National guidelines on investigation and referral of patients with cancer symptoms do not consider older age or frailty.1,79 However, the question of whether healthcare professionals should treat older adults with cancer symptoms differently remains.9 It is not possible to make appropriate management decisions on the basis of age alone, as many patients remain active and healthy well into advanced age, or may express preferences about investigation and treatment. Even patients who may not be able to tolerate aggressive cancer treatments might still benefit from diagnosis, for example, should they wish to know about prognosis or to access palliative care. This review highlights uncertainty in both patients’ and GPs’ views and decisions surrounding the investigation and referral of older adults with cancer symptoms. In this context of uncertainty, an SDM approach is most appropriate.9 This would allow patients, and in some cases their family, to evaluate the pros and cons of diagnostic referral on an individual basis. SDM is a key part of the NHS Long Term Plan,80 which advocates personalised care across the whole care system.

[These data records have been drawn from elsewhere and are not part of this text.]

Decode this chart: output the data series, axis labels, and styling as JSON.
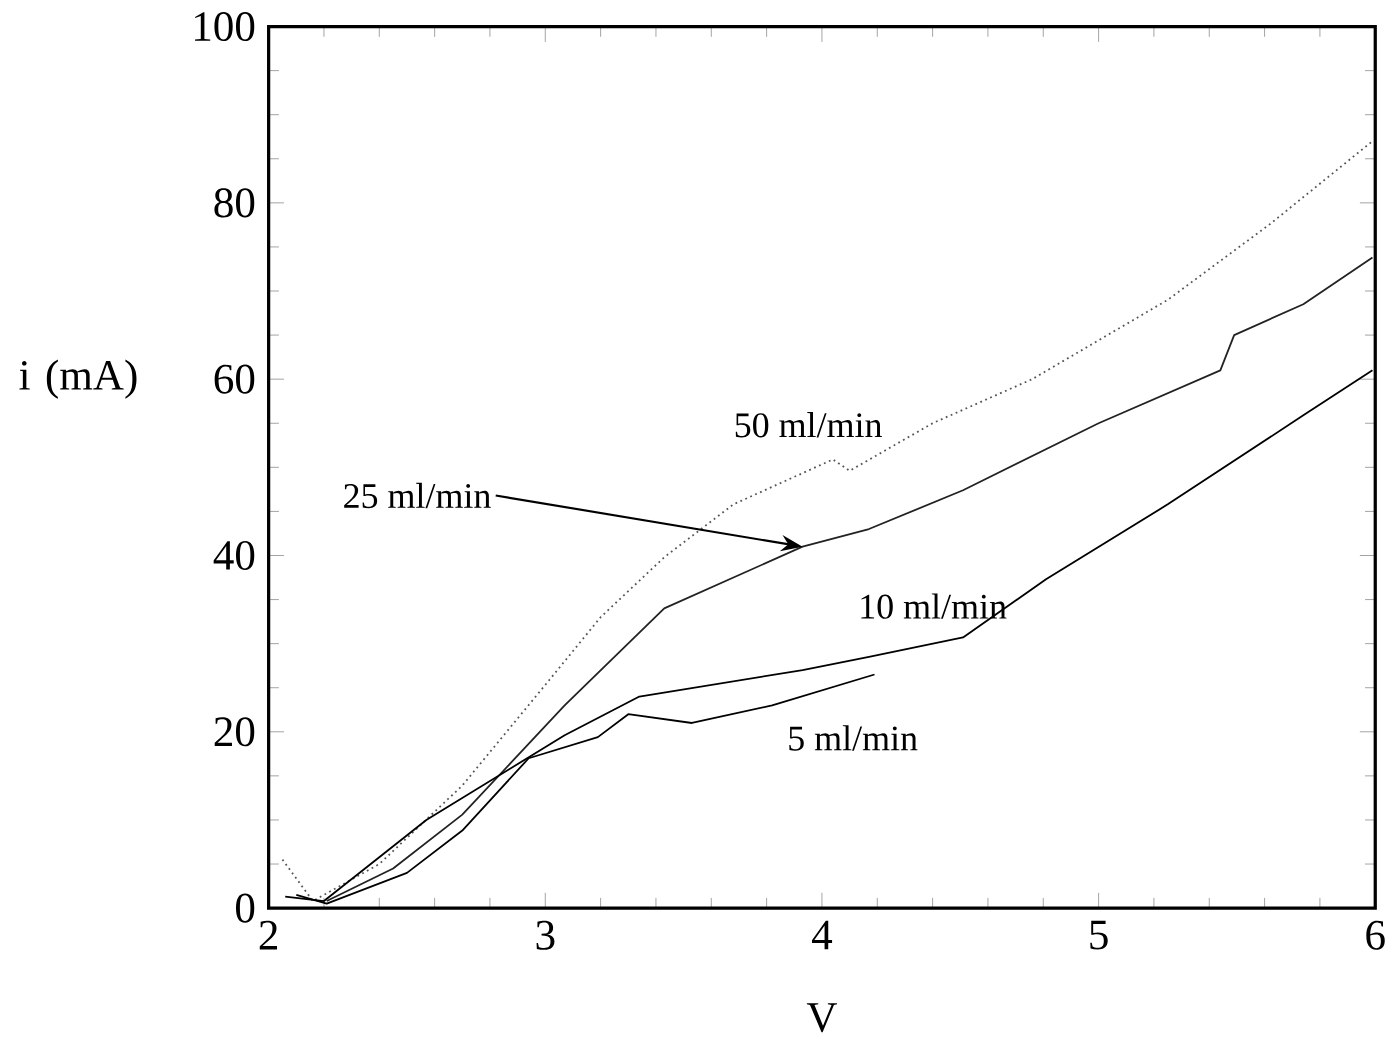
{
  "chart_data": {
    "type": "line",
    "xlabel": "V",
    "ylabel": "i (mA)",
    "xlim": [
      2,
      6
    ],
    "ylim": [
      0,
      100
    ],
    "xticks": [
      2,
      3,
      4,
      5,
      6
    ],
    "yticks": [
      0,
      20,
      40,
      60,
      80,
      100
    ],
    "marker": "none",
    "annotations": [
      {
        "text": "50 ml/min",
        "x": 3.95,
        "y": 50
      },
      {
        "text": "25 ml/min",
        "x": 3.93,
        "y": 41
      },
      {
        "text": "10 ml/min",
        "x": 4.4,
        "y": 30
      },
      {
        "text": "5 ml/min",
        "x": 4.0,
        "y": 24.7
      }
    ],
    "series": [
      {
        "color": "#555555",
        "line_style": "dotted",
        "x": [
          2.05,
          2.16,
          2.4,
          2.7,
          3.01,
          3.2,
          3.43,
          3.68,
          4.04,
          4.1,
          4.4,
          4.76,
          5.25,
          5.62,
          5.99
        ],
        "values": [
          5.5,
          0.8,
          5,
          13.9,
          25.7,
          33,
          39.8,
          45.8,
          50.9,
          49.6,
          55,
          60,
          69,
          77.6,
          87
        ]
      },
      {
        "color": "#222222",
        "line_style": "solid",
        "x": [
          2.21,
          2.45,
          2.7,
          3.07,
          3.43,
          3.93,
          4.17,
          4.51,
          5.0,
          5.44,
          5.49,
          5.74,
          5.99
        ],
        "values": [
          0.8,
          4.5,
          10.6,
          23,
          34,
          41,
          43,
          47.4,
          55,
          61,
          65,
          68.5,
          73.8
        ]
      },
      {
        "color": "#000000",
        "line_style": "solid",
        "x": [
          2.06,
          2.2,
          2.57,
          3.07,
          3.34,
          3.93,
          4.17,
          4.51,
          4.81,
          5.25,
          5.74,
          5.99
        ],
        "values": [
          1.3,
          0.8,
          10,
          19.6,
          24,
          27,
          28.5,
          30.7,
          37.3,
          45.8,
          55.9,
          61
        ]
      },
      {
        "color": "#000000",
        "line_style": "solid",
        "x": [
          2.1,
          2.21,
          2.5,
          2.7,
          2.94,
          3.19,
          3.3,
          3.53,
          3.82,
          4.19
        ],
        "values": [
          1.5,
          0.5,
          4,
          8.8,
          17,
          19.4,
          22,
          21,
          23,
          26.5
        ]
      }
    ]
  }
}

Barriers to the use of SDM, however, were apparent in the review. The authors of this current study consider in a primary care consultation that there is insufficient time to fully undertake SDM, with the presence of cognitive impairment, comorbidities, and frailty; complex medical/social circumstances; the need for assessments of capacity; and to involve family members. Significant work has been undertaken to understand the use of SDM and holistic geriatric assessment tools to aid decision making for cancer treatment.81 These barriers might be addressed by further use of pre-diagnostic frailty scoring systems and holistic assessments of older adults, and may benefit from further development of geriatric oncology services expanding into primary care, as has been suggested in work considering frailty and cancer treatment.7

Funding

This research is linked to the CanTest Collaborative, which is funded by Cancer Research UK (reference: C8640/A23385), of which Richard Neal and Niek De Wit are associate directors and Erica Di Martino, Stephen H Bradley, and Cristina Renzi are research fellows.

Ethical approval

Not applicable.

Data

The full search strategy and all data are available in the supplementary material.

Provenance

Freely submitted; externally peer reviewed.

Competing interests

The authors have declared no competing interests.